Now in the Configure Project dialog, enter a Title (for example, GC Demo), and click OK to plot the data.

Plotted Data

All data plotted by PDA is value-time-based. All samples are aligned along a common time axis (X axis). Each series of data may have an individual scale on the value axis (Y axis). On the top of the screen, each series’ name can be found in the color used to plot that series. Underneath the name, you can see the value range. For example, series gc:heap:young:heap that we have edited before is plotted in green, using a value range from 0 to 200G on the Y axis.

Now click the Select Series button on the right, add series gc:gc:parnew:pause, and click OK.

Note also that different styles are used for the data. Most series are plotted using lines. Only series gc:gc:parnew:pause (the pause times for garbage collections in the young generation) are plotted using dots.

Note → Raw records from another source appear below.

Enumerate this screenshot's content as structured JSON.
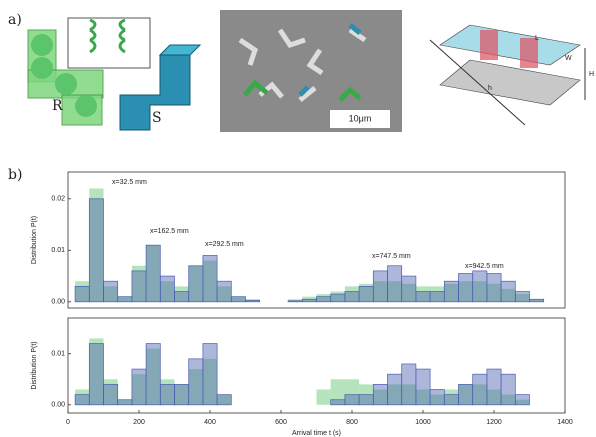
{
  "panel_a": {
    "label": "a)",
    "shape_labels": [
      "R",
      "S"
    ],
    "scale_bar": "10μm",
    "channel_labels": [
      "L",
      "W",
      "H",
      "h"
    ]
  },
  "panel_b_label": "b)",
  "chart_data": [
    {
      "type": "histogram",
      "ylabel": "Distribution P(t)",
      "annotations": [
        "x=32.5 mm",
        "x=162.5 mm",
        "x=292.5 mm",
        "x=747.5 mm",
        "x=942.5 mm"
      ],
      "x": [
        40,
        80,
        120,
        160,
        200,
        240,
        280,
        320,
        360,
        400,
        440,
        480,
        520,
        560,
        600,
        640,
        680,
        720,
        760,
        800,
        840,
        880,
        920,
        960,
        1000,
        1040,
        1080,
        1120,
        1160,
        1200,
        1240,
        1280,
        1320,
        1360
      ],
      "xlim": [
        0,
        1400
      ],
      "ylim": [
        -0.0012,
        0.0252
      ],
      "yticks": [
        {
          "value": 0,
          "label": "0.00"
        },
        {
          "value": 0.01,
          "label": "0.01"
        },
        {
          "value": 0.02,
          "label": "0.02"
        }
      ],
      "series": [
        {
          "color": "#5cc46a",
          "values": [
            0.004,
            0.022,
            0.003,
            0.001,
            0.007,
            0.011,
            0.004,
            0.003,
            0.007,
            0.008,
            0.003,
            0.001,
            0.0005,
            0,
            0,
            0.0005,
            0.001,
            0.0015,
            0.002,
            0.003,
            0.0035,
            0.004,
            0.004,
            0.0035,
            0.003,
            0.003,
            0.0035,
            0.004,
            0.004,
            0.0035,
            0.0025,
            0.0015,
            0.0005,
            0
          ]
        },
        {
          "color": "#4a5fb0",
          "values": [
            0.003,
            0.02,
            0.004,
            0.001,
            0.006,
            0.011,
            0.005,
            0.002,
            0.007,
            0.009,
            0.004,
            0.001,
            0.0003,
            0,
            0,
            0.0002,
            0.0005,
            0.001,
            0.0015,
            0.002,
            0.003,
            0.006,
            0.007,
            0.005,
            0.002,
            0.002,
            0.004,
            0.0055,
            0.006,
            0.0055,
            0.004,
            0.002,
            0.0005,
            0
          ]
        }
      ]
    },
    {
      "type": "histogram",
      "ylabel": "Distribution P(t)",
      "xlabel": "Arrival time t (s)",
      "x": [
        40,
        80,
        120,
        160,
        200,
        240,
        280,
        320,
        360,
        400,
        440,
        480,
        520,
        560,
        600,
        640,
        680,
        720,
        760,
        800,
        840,
        880,
        920,
        960,
        1000,
        1040,
        1080,
        1120,
        1160,
        1200,
        1240,
        1280,
        1320,
        1360
      ],
      "xlim": [
        0,
        1400
      ],
      "xticks": [
        0,
        200,
        400,
        600,
        800,
        1000,
        1200,
        1400
      ],
      "ylim": [
        -0.0016,
        0.017
      ],
      "yticks": [
        {
          "value": 0,
          "label": "0.00"
        },
        {
          "value": 0.01,
          "label": "0.01"
        }
      ],
      "series": [
        {
          "color": "#5cc46a",
          "values": [
            0.003,
            0.013,
            0.005,
            0.001,
            0.006,
            0.011,
            0.005,
            0.004,
            0.007,
            0.009,
            0.002,
            0,
            0,
            0,
            0,
            0,
            0,
            0.003,
            0.005,
            0.005,
            0.004,
            0.003,
            0.004,
            0.004,
            0.003,
            0.002,
            0.003,
            0.004,
            0.004,
            0.003,
            0.002,
            0.001,
            0,
            0
          ]
        },
        {
          "color": "#4a5fb0",
          "values": [
            0.002,
            0.012,
            0.004,
            0.001,
            0.007,
            0.012,
            0.004,
            0.004,
            0.009,
            0.012,
            0.002,
            0,
            0,
            0,
            0,
            0,
            0,
            0,
            0.001,
            0.002,
            0.002,
            0.004,
            0.006,
            0.008,
            0.007,
            0.003,
            0.002,
            0.004,
            0.006,
            0.007,
            0.006,
            0.002,
            0,
            0
          ]
        }
      ]
    }
  ]
}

On the right side of the screen, click the button with the magenta label gc:gc:parnew:pause. A window named Series Statistics will pop up and display some statistics about this series, as the number of found samples within the selected time frame, Min/Max/Avg/Variance/Standard Deviation for this series, as well as the Min/Max/Avg distance between samples. In terms of garbage collection times, the Avg Distance is our average garbage collection interval, and the Avg Value is the average time (in this case in milliseconds) for a garbage collection. Click OK to close the window again.

With the mouse, you can zoom into data more closely, by selecting a certain part of the graph. Note that zooming will only zoom in on the X axis, not the Y axis. For example, zoom into the letter V of the plotted data. Now click the statistics button for series gc:gc:parnew:pause again and note that now the statistics only reflect the samples from the selected interval. After closing the statistics window, click the Reset Zoom button to reset the zoom.

By clicking Add Label, you can add a label to the graph and drag it to a position you like.

Adding more Data

Click on Configure Project again to add more data, the click the file open symbol and select the demo.csv file that was generated earlier. Select parser csv (de.nmichael.pda.parser.Csv) and click OK to open and parse the data. Then click on Select Series, filter by csv, and add the csv:::Samples series. Click OK. Now click Settings for the just added series and change the Line Width to 10. Click OK, and OK again in the Configure Project dialog to plot the data.

The cyan line from the CSV parser shows the curve that the demo was trying to plot by triggering garbage collections at the appropriate point in time. In shape, it should match the GC output. To better align it with the rest of the data, click on the small configuration icon next to the Samples series in the graph window. This is a shortcut to change the properties of a series without going though Configure Project. Change Range Y8 to to 1.5E8 and click OK.

Now the curves align nicely. Often it is a useful thing to do to align various curve on a base point and look at their relative behavior and scaling from there on.

Saving a Project

To save the project, select Save as... from the Project menu and save the project. It can then later be opened again.

To save the current graph as a PNG image, click the Save Image button or select Save As Image... from the Project menu.

Congratulations! Now you know how to use PDA.